Still, it was so gratifying to see that Will's response to a $.99 thrift store book from me was the same pure gratitude and excitement ... their attitudes made giving gifts to them a joy. And how can that joy not be part of Christmas??

Besides all of this, our Christmas itinerary was quite full. We spent Christmas proper (and a few days before and after) up north at Brian's parents' house. We returned on the 27th and had our own little family Christmas Eve and Christmas, when the kids opened their play kitchen that I had saved for all summer. They loved it! On the 29th we headed to my parents for Kleistmas Eve and Kleistmas Day. My mom was a huge blessing and spent a lot of the time not only cooking the food but also watching the kids, insisting I relax. I even got to play a game of Settlers, which I won! First time ever! It was delightful having the entire family together, including TJ, who is going to be a part of our family very soon. 

 

 

One of the highlights of this time was, on Kleistmas afternoon, when the holiday was nearly over and Joel and Dayna had left long before, and Erin and TJ and Matthew and Kassidy were supposed to leave for a church party for singles and young marrieds that evening. Matthew said, "Guys, let's just stay here. Maegan and Brian and the kids are here and I think I'd rather just stay and hang out with everyone." That made me feel 1000x loved. Hanging out with a family of three small kids isn't many people's idea of fun. Matthew, I love you!

So we stayed late into the night on Kleistmas day, readied the kids for bed, then drove home and plopped them into their warm beds in an otherwise very chilly house. Brian even forgot to take off Barrett's shoes. The 31st, of course, was New Year's Eve, and we spent the morning cleaning up the house and getting ready for Phil and Bit and Imogen to arrive. That evening we headed back to my parents' house where the New York people shortly joined us. The 'parents of small children' left to return to our house around 11 PM. We put the kids to bed and sat quietly talking in the living room as the new year arrived. I felt relief to say goodbye to 2016. I typically prefer even numbers over odd, and 2017 strikes me as especially odd (and I suppose I am especially odd for having a preference for numbers) but how can I not eagerly anticipate the year in which we will welcome our final member of the family and see Erin and TJ be married? 

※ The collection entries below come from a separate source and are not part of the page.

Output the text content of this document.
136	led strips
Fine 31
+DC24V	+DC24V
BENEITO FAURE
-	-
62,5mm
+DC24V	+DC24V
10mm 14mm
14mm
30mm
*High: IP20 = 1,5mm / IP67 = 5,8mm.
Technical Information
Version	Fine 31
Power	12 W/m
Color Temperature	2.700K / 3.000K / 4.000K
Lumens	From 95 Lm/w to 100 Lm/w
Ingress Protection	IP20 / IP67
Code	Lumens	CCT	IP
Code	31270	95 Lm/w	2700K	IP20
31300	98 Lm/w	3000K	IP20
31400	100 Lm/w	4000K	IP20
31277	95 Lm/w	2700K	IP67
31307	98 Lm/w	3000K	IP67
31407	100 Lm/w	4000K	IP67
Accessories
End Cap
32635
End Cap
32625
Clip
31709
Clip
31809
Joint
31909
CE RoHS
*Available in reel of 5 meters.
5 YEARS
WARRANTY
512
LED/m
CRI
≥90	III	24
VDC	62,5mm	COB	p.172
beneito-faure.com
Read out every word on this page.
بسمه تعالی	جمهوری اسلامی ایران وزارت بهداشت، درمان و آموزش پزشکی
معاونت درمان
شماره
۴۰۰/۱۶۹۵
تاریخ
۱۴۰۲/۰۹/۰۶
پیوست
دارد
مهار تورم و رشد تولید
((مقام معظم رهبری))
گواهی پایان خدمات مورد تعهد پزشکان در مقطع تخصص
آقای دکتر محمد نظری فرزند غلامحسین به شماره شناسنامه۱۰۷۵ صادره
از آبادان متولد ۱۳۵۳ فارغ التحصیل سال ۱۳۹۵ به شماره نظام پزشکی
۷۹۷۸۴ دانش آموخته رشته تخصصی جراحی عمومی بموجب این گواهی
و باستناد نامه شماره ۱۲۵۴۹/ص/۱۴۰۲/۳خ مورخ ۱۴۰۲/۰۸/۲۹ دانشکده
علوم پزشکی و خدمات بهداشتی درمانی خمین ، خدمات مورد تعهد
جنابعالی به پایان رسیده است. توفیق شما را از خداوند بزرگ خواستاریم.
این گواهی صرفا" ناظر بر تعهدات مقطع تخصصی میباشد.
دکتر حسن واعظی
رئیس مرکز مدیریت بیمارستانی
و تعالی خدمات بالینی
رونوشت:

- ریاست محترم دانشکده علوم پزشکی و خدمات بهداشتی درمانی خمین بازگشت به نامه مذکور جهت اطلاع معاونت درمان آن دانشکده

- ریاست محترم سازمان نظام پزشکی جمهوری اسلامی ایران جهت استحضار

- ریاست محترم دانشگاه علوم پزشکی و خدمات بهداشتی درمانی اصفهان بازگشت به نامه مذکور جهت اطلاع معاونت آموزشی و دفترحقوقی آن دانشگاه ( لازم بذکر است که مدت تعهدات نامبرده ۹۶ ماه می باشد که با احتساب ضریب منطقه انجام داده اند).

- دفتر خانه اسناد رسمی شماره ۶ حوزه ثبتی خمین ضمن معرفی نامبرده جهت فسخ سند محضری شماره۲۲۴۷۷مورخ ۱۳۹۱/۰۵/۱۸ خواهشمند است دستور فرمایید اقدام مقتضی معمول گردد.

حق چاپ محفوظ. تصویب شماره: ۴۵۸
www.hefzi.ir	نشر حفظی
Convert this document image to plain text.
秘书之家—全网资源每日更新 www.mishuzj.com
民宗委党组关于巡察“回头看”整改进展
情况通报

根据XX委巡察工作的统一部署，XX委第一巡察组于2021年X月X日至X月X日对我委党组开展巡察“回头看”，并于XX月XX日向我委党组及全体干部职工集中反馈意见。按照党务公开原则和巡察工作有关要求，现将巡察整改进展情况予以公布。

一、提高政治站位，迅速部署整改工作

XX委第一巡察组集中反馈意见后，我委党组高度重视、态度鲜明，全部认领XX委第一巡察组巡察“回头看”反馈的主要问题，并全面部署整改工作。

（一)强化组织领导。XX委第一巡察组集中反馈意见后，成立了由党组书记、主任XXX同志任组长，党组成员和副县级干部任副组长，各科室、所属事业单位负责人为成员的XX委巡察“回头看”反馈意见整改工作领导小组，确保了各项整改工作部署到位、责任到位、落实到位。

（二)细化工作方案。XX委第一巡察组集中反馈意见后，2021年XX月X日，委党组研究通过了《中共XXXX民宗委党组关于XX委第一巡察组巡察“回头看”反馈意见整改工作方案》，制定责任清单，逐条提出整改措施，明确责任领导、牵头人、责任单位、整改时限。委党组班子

This is the life I've dreamed of. No, scratch that out. This is more than I ever dreamed of. It's hard not to look around at our material possessions and our health and our happiness and equate that with "being blessed" when my brothers and sisters in Christ are being ruthlessly persecuted and consider themselves blessed to be persecuted for the name of Jesus. What does it mean, really, to be blessed? Am I rich and increased with goods and in need of nothing? Possibly. But let it never be said that I am not grateful. I hope that the new year will bring a new depth in my walk with Christ, so that if and when our circumstances change, and life is not as easy as it is now, I can say with all my heart, "The Lord giveth and the Lord taketh away. Blessed be the name of the Lord."